Property tax bills skyrocketed for some homeowner two years ago. The changes lacked in person inspections.
Four class-action were filed after the 2019 assessments, accusing the county of targeting poorer neighborhoods. State law has since changed. Now, any changes above 15% require a physical inspection.
Our investigation also revealed the county appeared to hedge their bets, increasing taxes 14.9% for 28% of all homeowners generally in the suburbs.
We went back to the data expert we talked to in our earlier reports. Preston Smith, and asked him to crunch this year’s number. He found a much more cautious assessment.
His research reveals Jackson County has significant progress to make before assessments reflect market value which is the goal of any property assessment.

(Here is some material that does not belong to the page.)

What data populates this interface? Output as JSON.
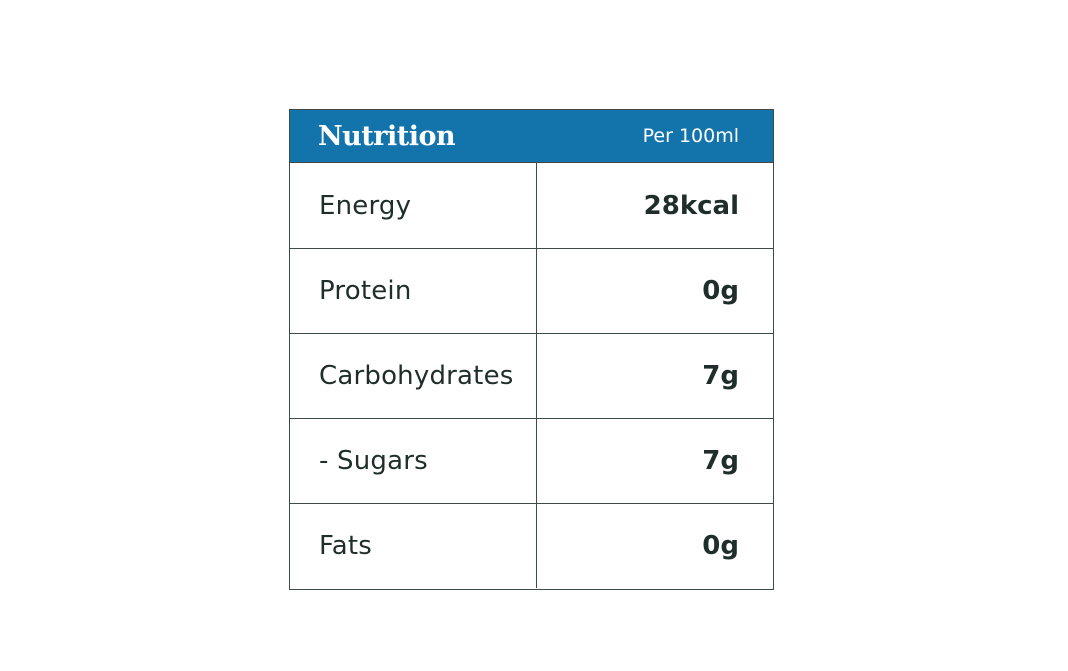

Smith has been comparing actual sales with assessment records which reveals information is way off.
‘We have inaccuracies in this year’s assessment too, but in this case it benefits the tax payer,” said Smith.
Smith found that this year, 14.9% is no longer the favorite number.
“It’s like they deliberately avoided that number,” said Smith. “They know we were watching and they backed off.”
Sixty percent of homes saw less than a 10% increase, about a quarter saw increases between 10-15%. The only major changes involved renovations and construction. And some homes decreased in value.
Brace yourself for 2023
Jackson County assessment director Gail McCann Beatty explained this year’s assessments were more cautious and the county is spending $18 million in contracts with an outside company to provide more accurate future assessments.
The Jackson County legislature passed a resolution in March of 2020, stating property taxes should not increase due to COVID and ongoing problems in the assessment department.
However, that was only a recommendation. McCann Beatty says state law would not allow for her to ignore an assessment cycle and says with house values increasing like crazy, she wants homeowners prepared for 2023.
“We didn’t want to freeze values this year and then what are taxpayers going to do in 2023? We fear there are going to be some increases in 2023 as well. But, the impact could be significant or significantly worse if we froze values this year in a market as strong as we are facing right now,” McCann Beatty said.